В конце коридора сладко пахло табачным дымом. Возле дверей в туалеты большая табличка уведомляла, что тут можно курить. Козюренко вынул сигарету и присоединился к компании мужчин, оживлённо беседовавших в углу.
Никто не обратил на него внимания, видимо, разговор интересовал всех. Только совсем ещё молодой парень в канареечной тенниске смерил Романа Панасовича отсутствующим взглядом, но сразу же и отвёл глаза, бросив какую-то реплику высокому черноволосому мужчине. Тот страстно говорил, забыв о сигарете, почти обжигавшей ему пальцы:
— Этот комплекс не имеет никакого ни архитектурного, ни исторического значения, — услышал Козюренко, — его надо снести, поставив вместо этих, я бы сказал, ужасных сооружений светлые здания из стекла и бетона. Представляете себе: над рекой высятся стекло и бетон и солнце отражается в окнах!
— Ну-у! — осуждающе прогудел басом приземистый толстяк. Он нервно швырнул не докуренную и до половины сигарету. — Тебе бы дать волю, ты бы и на месте Московского Кремля поставил сооружения из стекла и бетона! А то, что Кремль — гордость народа и символ его стойкости, на это тебе наплевать!
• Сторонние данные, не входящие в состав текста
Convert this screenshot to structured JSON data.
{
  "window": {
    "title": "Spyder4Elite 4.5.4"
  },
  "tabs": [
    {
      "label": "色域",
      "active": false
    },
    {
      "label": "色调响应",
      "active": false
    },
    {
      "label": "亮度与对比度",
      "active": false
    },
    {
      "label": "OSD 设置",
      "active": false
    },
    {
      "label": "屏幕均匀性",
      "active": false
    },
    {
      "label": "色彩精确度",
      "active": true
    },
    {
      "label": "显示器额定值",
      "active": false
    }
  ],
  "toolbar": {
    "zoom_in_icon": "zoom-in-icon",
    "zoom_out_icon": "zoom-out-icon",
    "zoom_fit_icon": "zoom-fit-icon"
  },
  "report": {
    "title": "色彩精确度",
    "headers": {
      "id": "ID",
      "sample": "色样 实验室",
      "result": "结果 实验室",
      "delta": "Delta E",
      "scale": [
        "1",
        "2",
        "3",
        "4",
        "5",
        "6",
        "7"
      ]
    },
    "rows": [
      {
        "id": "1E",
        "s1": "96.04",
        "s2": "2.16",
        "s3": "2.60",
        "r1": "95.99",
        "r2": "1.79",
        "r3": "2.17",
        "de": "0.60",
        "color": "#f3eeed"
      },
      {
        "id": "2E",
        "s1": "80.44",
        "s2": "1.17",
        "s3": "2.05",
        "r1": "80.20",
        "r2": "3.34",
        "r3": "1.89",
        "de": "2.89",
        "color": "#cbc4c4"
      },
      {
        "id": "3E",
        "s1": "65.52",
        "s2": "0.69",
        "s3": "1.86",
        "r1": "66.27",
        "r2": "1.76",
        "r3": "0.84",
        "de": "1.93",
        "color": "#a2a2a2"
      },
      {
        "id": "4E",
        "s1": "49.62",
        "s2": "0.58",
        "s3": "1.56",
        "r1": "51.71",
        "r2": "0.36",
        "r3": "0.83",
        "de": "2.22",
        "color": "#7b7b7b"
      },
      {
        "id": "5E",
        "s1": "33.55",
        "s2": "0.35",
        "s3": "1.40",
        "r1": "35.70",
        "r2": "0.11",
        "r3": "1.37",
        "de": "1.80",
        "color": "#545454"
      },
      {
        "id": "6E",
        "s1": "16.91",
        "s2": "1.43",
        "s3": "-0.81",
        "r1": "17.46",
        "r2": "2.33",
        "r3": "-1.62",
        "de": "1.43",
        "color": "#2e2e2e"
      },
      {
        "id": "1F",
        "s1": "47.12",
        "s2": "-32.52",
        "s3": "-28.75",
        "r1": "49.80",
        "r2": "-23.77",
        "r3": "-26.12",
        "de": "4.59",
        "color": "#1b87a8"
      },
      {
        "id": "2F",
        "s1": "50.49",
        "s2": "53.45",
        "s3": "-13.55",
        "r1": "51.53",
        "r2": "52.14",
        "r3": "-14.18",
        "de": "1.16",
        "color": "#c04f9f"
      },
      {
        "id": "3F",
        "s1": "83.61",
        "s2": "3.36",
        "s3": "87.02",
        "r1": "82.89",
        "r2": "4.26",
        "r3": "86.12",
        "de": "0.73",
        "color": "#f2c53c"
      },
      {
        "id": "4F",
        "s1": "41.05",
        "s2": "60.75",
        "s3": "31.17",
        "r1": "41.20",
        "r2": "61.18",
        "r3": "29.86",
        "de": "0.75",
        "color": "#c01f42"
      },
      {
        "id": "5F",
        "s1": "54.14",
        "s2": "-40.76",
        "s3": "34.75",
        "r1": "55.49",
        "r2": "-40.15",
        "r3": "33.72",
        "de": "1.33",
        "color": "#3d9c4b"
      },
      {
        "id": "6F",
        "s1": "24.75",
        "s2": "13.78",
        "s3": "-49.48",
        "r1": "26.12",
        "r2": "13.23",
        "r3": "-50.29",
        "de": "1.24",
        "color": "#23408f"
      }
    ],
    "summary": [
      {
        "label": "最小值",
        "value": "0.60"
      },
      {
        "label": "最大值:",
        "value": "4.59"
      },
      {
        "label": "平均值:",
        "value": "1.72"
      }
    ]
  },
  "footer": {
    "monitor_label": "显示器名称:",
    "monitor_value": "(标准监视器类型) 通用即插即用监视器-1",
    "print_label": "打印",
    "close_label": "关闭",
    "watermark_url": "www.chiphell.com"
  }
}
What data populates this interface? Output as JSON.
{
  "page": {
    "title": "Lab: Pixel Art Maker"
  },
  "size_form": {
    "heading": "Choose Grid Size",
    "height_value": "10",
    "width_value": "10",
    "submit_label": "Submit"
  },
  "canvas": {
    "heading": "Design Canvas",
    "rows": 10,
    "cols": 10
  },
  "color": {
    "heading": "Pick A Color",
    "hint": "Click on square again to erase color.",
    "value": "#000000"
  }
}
— Э-э, нет… Ты не равняй Кремль с нашими башнями. Когда их возводили? Не больше, как два столетия назад…
— Сейчас мы раскапываем древние срубы. Этими строениями своего времени никто не гордился. Люди просто жили в них. А теперь они бесценные, и учёные считают эту находку уникальной.
— Ну так что?
— А то, что через тысячу лет эта круглая башня станет таким же уникальным сооружением. А для коробок из бетона и стекла найдётся другое место…
Толстяк посмотрел на часы, заспешил:
— Заговорился я с вами, а у меня работа горит…
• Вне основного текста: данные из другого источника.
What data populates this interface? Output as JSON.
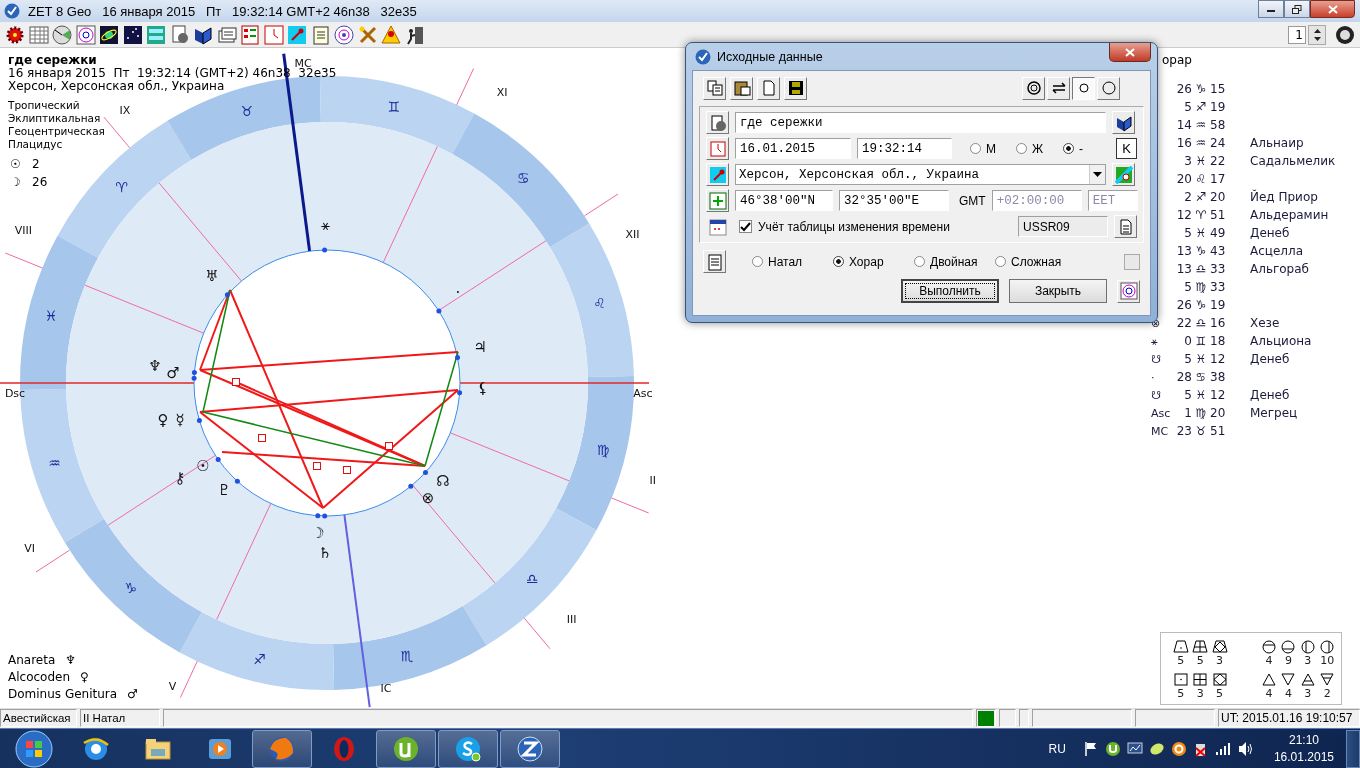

Высокий осуждающе посмотрел ему вслед. Пренебрежительно сказал:
— Пупом земли себя считает. Сделали тебя завотделом, ну и сиди, руководи потихоньку… — Он ушёл за толстяком, что-то бурча под нос.
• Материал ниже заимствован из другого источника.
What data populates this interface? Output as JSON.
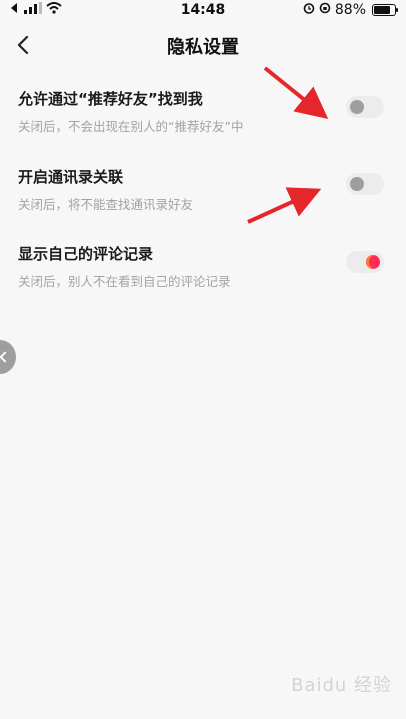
{
  "status_bar": {
    "time": "14:48",
    "battery_percent": "88%",
    "battery_level": 0.88
  },
  "nav": {
    "title": "隐私设置"
  },
  "settings": [
    {
      "title": "允许通过“推荐好友”找到我",
      "description": "关闭后，不会出现在别人的“推荐好友”中",
      "enabled": false
    },
    {
      "title": "开启通讯录关联",
      "description": "关闭后，将不能查找通讯录好友",
      "enabled": false
    },
    {
      "title": "显示自己的评论记录",
      "description": "关闭后，别人不在看到自己的评论记录",
      "enabled": true
    }
  ],
  "colors": {
    "toggle_on": "#fe2c55",
    "toggle_off": "#ececec",
    "annotation_arrow": "#e5262b"
  },
  "watermark": {
    "text": "Baidu 经验"
  }
}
Козюренко остался с юношей в канареечной тенниске. Тот уже докуривал, делая последние торопливые затяжки. Следователь хотел завязать с ним разговор, но вдруг его взгляд зафиксировал что-то важное. На мгновение вспомнил коттедж профессора Стаха: узкую деревянную лестницу и пятно от папиросы, раздавленной прямо на ступеньке. То же самое было и в квартире Недбайло. И тут, на подоконнике, следы от погашенных папирос, чёрные следы на белой масляной краске… А в углу урна, в которую все бросают окури.
Парень тоже бросил туда окурок и пошёл.
— Постойте, — остановил его Козюренко, — минуточку…
Тот обернулся, выжидательно глядя. Козюренко указал на следы от окурков.
— Как-то некрасиво получается, — сказал сурово. — Культурные люди, да и урна поставлена, а непорядок! Так и пожар можно устроить…
— У нас такой привычки нет, — начал оправдываться парень.
— Как нет! — изумлённо воскликнул Козюренко. — Следы есть, а привычки нет.
— А-а… — поморщился парень. — За всеми не уследишь. Разные люди тут…
— И все же, не знаете, кто имеет привычку гасить папиросы именно так? — настаивал Козюренко.
— А кто ж его знает?.. — Юноша ушёл.
Козюренко зашёл в местком института. Отрекомендовался председателю, рассказал, какое у него дело, и попросил немедленно созвать дружинников. Те собрались в комнате месткома минут через пятнадцать, с любопытством поглядывая на незнакомца в сером костюме.
— Мы разыскиваем опасного преступника, — сказал Козюренко.